Ground: Applications should be made with nozzles and pressures which provide adequate plant coverage, but minimize the production of fine spray particles. Large droplet producing equipment, such as the Radiarc sprayer may aid in reducing off-target drift. Drift control agents or high viscosity invert systems can also be used to minimize drift. Use of low pressure nozzles and operating these nozzles in the lower end of the manufacturer’s specified rates is advised. To minimize drift, keep the spray boom as low as possible; apply in = 20 gallons of spray volume per acre; spray when wind velocities are low; or use an approved drift control agent.

High Volume Leaf-Stem Treatments: Make applications no higher than brush tops with low pressure and coarse spray droplets to minimize spray drift. A drift control agent may be used to reduce spray drift.

Refer in the label regarding tank mix information.

Limitations, Restrictions, and Exceptions

APPLICATION DIRECTIONS FOR RANGELAND, PERMANENT GRASS PASTURES, AND CONSERVATION RESERVE PROGRAM (CRP) ACRES

Refer to Tables 1 and 2 of the label for a list of woody plants and broadleaf weeds that are controlled by TRIQUAD.

Florida: TRIQUAD may be applied to non-irrigation ditchbanks and fencerows on farms and ranches in addition to those uses listed in this section of the label.

Application Methods

Foliage Treatment with Ground Equipment

Use sufficient spray volume to completely and uniformly cover foliage using 10 or more gallons of total spray volume per acre. To ensure adequate coverage of plants with increased depth and density of foliage, and particularly for treatment of woody plants, use higher spray volumes.
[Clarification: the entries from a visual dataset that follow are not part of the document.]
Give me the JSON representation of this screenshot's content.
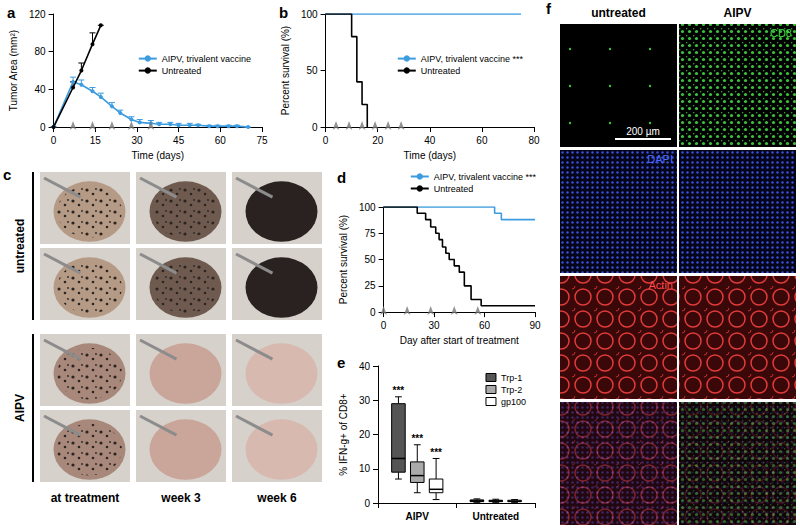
{
  "chart_data": [
    {
      "label": "a",
      "type": "line",
      "xlabel": "Time (days)",
      "ylabel": "Tumor Area (mm²)",
      "xlim": [
        0,
        75
      ],
      "xticks": [
        0,
        15,
        30,
        45,
        60,
        75
      ],
      "ylim": [
        0,
        120
      ],
      "yticks": [
        0,
        40,
        80,
        120
      ],
      "grid": false,
      "legend": "right",
      "marker": "circle",
      "series": [
        {
          "name": "AIPV, trivalent vaccine",
          "color": "#3d9be0",
          "x": [
            0,
            7,
            10,
            14,
            17,
            21,
            24,
            28,
            31,
            35,
            38,
            42,
            45,
            49,
            52,
            56,
            59,
            63,
            66,
            70
          ],
          "values": [
            0,
            48,
            45,
            38,
            32,
            22,
            15,
            8,
            5,
            4,
            3,
            3,
            2,
            2,
            2,
            1,
            1,
            1,
            1,
            0
          ],
          "errors": [
            0,
            5,
            5,
            4,
            4,
            4,
            3,
            3,
            3,
            3,
            2,
            2,
            2,
            2,
            1,
            1,
            1,
            1,
            1,
            0
          ]
        },
        {
          "name": "Untreated",
          "color": "#000000",
          "x": [
            0,
            7,
            10,
            14,
            17
          ],
          "values": [
            0,
            42,
            60,
            88,
            108
          ],
          "errors": [
            0,
            6,
            8,
            12,
            0
          ]
        }
      ],
      "treatment_days": [
        7,
        14,
        21,
        28,
        35
      ]
    },
    {
      "label": "b",
      "type": "step",
      "xlabel": "Time (days)",
      "ylabel": "Percent survival (%)",
      "xlim": [
        0,
        80
      ],
      "xticks": [
        0,
        20,
        40,
        60,
        80
      ],
      "ylim": [
        0,
        100
      ],
      "yticks": [
        0,
        50,
        100
      ],
      "grid": false,
      "legend": "right",
      "marker": "none",
      "series": [
        {
          "name": "AIPV, trivalent vaccine ***",
          "color": "#3d9be0",
          "x": [
            0,
            75
          ],
          "values": [
            100,
            100
          ]
        },
        {
          "name": "Untreated",
          "color": "#000000",
          "x": [
            0,
            10,
            12,
            14,
            16
          ],
          "values": [
            100,
            80,
            40,
            20,
            0
          ]
        }
      ],
      "treatment_days": [
        4,
        9,
        14,
        19,
        24,
        29
      ]
    },
    {
      "label": "d",
      "type": "step",
      "xlabel": "Day after start of treatment",
      "ylabel": "Percent survival (%)",
      "xlim": [
        0,
        90
      ],
      "xticks": [
        0,
        30,
        60,
        90
      ],
      "ylim": [
        0,
        100
      ],
      "yticks": [
        0,
        25,
        50,
        75,
        100
      ],
      "grid": false,
      "legend": "top",
      "marker": "none",
      "series": [
        {
          "name": "AIPV, trivalent vaccine ***",
          "color": "#3d9be0",
          "x": [
            0,
            66,
            70,
            90
          ],
          "values": [
            100,
            94,
            88,
            88
          ]
        },
        {
          "name": "Untreated",
          "color": "#000000",
          "x": [
            0,
            20,
            25,
            28,
            31,
            33,
            35,
            37,
            39,
            42,
            45,
            48,
            52,
            58,
            90
          ],
          "values": [
            100,
            94,
            88,
            81,
            75,
            69,
            62,
            56,
            50,
            44,
            38,
            25,
            12,
            6,
            6
          ]
        }
      ],
      "treatment_days": [
        0,
        14,
        28,
        42,
        56
      ]
    },
    {
      "label": "e",
      "type": "boxplot",
      "ylabel": "% IFN-g+ of CD8+",
      "categories": [
        "AIPV",
        "Untreated"
      ],
      "ylim": [
        0,
        40
      ],
      "yticks": [
        0,
        10,
        20,
        30,
        40
      ],
      "grid": false,
      "legend": "top-right",
      "series": [
        {
          "name": "Trp-1",
          "color": "#555555",
          "values": [
            [
              7,
              9,
              13,
              29,
              31
            ],
            [
              0.2,
              0.4,
              0.6,
              0.9,
              1.2
            ]
          ]
        },
        {
          "name": "Trp-2",
          "color": "#aaaaaa",
          "values": [
            [
              3,
              6,
              8,
              12,
              17
            ],
            [
              0.2,
              0.4,
              0.6,
              0.8,
              1.1
            ]
          ]
        },
        {
          "name": "gp100",
          "color": "#ffffff",
          "values": [
            [
              1,
              3,
              4,
              7,
              13
            ],
            [
              0.2,
              0.4,
              0.5,
              0.8,
              1.0
            ]
          ]
        }
      ],
      "annotations": [
        {
          "series": "Trp-1",
          "category": "AIPV",
          "text": "***"
        },
        {
          "series": "Trp-2",
          "category": "AIPV",
          "text": "***"
        },
        {
          "series": "gp100",
          "category": "AIPV",
          "text": "***"
        }
      ]
    }
  ],
  "panels": [
    {
      "label": "c",
      "rows": [
        "untreated",
        "AIPV"
      ],
      "columns": [
        "at treatment",
        "week 3",
        "week 6"
      ]
    },
    {
      "label": "f",
      "columns": [
        "untreated",
        "AIPV"
      ],
      "rows": [
        "CD8",
        "DAPI",
        "Actin"
      ],
      "scale_bar": "200 µm"
    }
  ]
}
High-Volume Foliage Treatment

To control susceptible woody plants, use the recommended rate of TRIQUAD alone or in a tank mix to make 100 gallons of spray mixture. For rangeland and permanent pasture sites, make 1 application per year and apply no more than 2 quarts of TRIQUAD (2 lbs. ae of triclopyr) per acre. TRIQUAD may be tank mixed with other herbicides at recommended rates (see application rates table below) to control a broader spectrum of woody plants and broadleaf weeds. Be sure to follow all applicable use directions, precautions, and limitations on the respective product labels when tank mixing.

Apply sufficient spray volume to thoroughly wet all leaves, stems, and root collars. Minimize spray drift by using the minimum spray pressure that provides adequate plant coverage without forming a mist and direct sprays no higher than the top of the target plants. A drift control additive cleared for application to growing crops may also be used to reduce spray drift. For best results, apply when woody plants and weeds are actively growing.